The council focuses on ensuring that existing nuclear-weapon sustainment and modernization plans proceed full steam ahead. Assessment of affordability and especially opportunity costs is a lower priority. As Senators Lisa Murkowski (Republican from Arkansas) and Joe Manchin (Democrat from West Virginia) wrote last year, the Nuclear Weapons Council “has a narrower focus than the Secretary of Energy, and its recommendations would likely prioritize nuclear weapons at the expense of other critical missions undertaken by” the Energy Department.
If Congress allows Pentagon leaders to add their own spending priorities to other agencies’ budgets without any requirement to propose offsets, spending on nuclear weapons will likely go in only one direction: up.
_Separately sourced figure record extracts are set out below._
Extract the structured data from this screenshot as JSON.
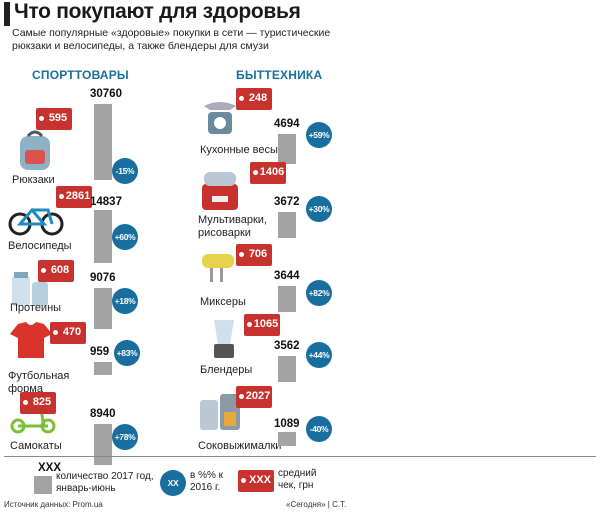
{
  "title": "Что покупают для здоровья",
  "subtitle": "Самые популярные «здоровые» покупки в сети — туристические рюкзаки и велосипеды, а также блендеры для смузи",
  "chart_data": {
    "type": "bar",
    "groups": [
      {
        "name": "СПОРТТОВАРЫ",
        "items": [
          {
            "label": "Рюкзаки",
            "quantity": 30760,
            "change": "-15%",
            "avg_check": 595,
            "icon": "backpack-icon"
          },
          {
            "label": "Велосипеды",
            "quantity": 14837,
            "change": "+60%",
            "avg_check": 2861,
            "icon": "bicycle-icon"
          },
          {
            "label": "Протеины",
            "quantity": 9076,
            "change": "+18%",
            "avg_check": 608,
            "icon": "protein-jar-icon"
          },
          {
            "label": "Футбольная форма",
            "quantity": 959,
            "change": "+83%",
            "avg_check": 470,
            "icon": "football-shirt-icon"
          },
          {
            "label": "Самокаты",
            "quantity": 8940,
            "change": "+78%",
            "avg_check": 825,
            "icon": "scooter-icon"
          }
        ]
      },
      {
        "name": "БЫТТЕХНИКА",
        "items": [
          {
            "label": "Кухонные весы",
            "quantity": 4694,
            "change": "+59%",
            "avg_check": 248,
            "icon": "kitchen-scale-icon"
          },
          {
            "label": "Мультиварки, рисоварки",
            "quantity": 3672,
            "change": "+30%",
            "avg_check": 1406,
            "icon": "multicooker-icon"
          },
          {
            "label": "Миксеры",
            "quantity": 3644,
            "change": "+82%",
            "avg_check": 706,
            "icon": "mixer-icon"
          },
          {
            "label": "Блендеры",
            "quantity": 3562,
            "change": "+44%",
            "avg_check": 1065,
            "icon": "blender-icon"
          },
          {
            "label": "Соковыжималки",
            "quantity": 1089,
            "change": "-40%",
            "avg_check": 2027,
            "icon": "juicer-icon"
          }
        ]
      }
    ]
  },
  "legend": {
    "qty_symbol": "XXX",
    "qty_text": "количество 2017 год, январь-июнь",
    "pct_symbol": "XX",
    "pct_text": "в %% к 2016 г.",
    "check_symbol": "XXX",
    "check_text": "средний чек, грн"
  },
  "footer": {
    "source": "Источник данных: Prom.ua",
    "credit": "«Сегодня» | С.Т."
  },
  "colors": {
    "accent_blue": "#186e9e",
    "tag_red": "#c8322e",
    "bar_gray": "#a3a3a3"
  }
}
Instead of giving the Pentagon more free rein, Congress should roll back the Nuclear Weapons Council’s expanded powers and seek greater oversight of how the body generates requirements for the arsenal and for the National Nuclear Security Administration.
As former agency administrator Frank Klotz noted last year, most of the voting seats on the council belong to the Pentagon, making it “just an invitation for the [Defense Department] to constantly grade the National Nuclear Security Administration’s homework without its homework being graded in a reciprocal sort of way.”
To address this problem, the deputy energy secretary and deputy director of the Office of Management and Budget should be added to the council as full voting members. (Current law only allows the Office of Management and Budget to participate in the council’s deliberations in an advisory capacity.) This would ensure a much-needed, greater focus on affordability and balancing nuclear-weapon spending against other national security priorities.
Given that the council’s actions also impact US arms control and nonproliferation strategy, the undersecretary of state for arms control and international security and the deputy national security advisor should also be added to the council as advisors.
The National Nuclear Security Administration has a long history of mismanaging its significant resources. In response, Congress should offer reform and oversight, not a blank check to steal resources from other national security priorities.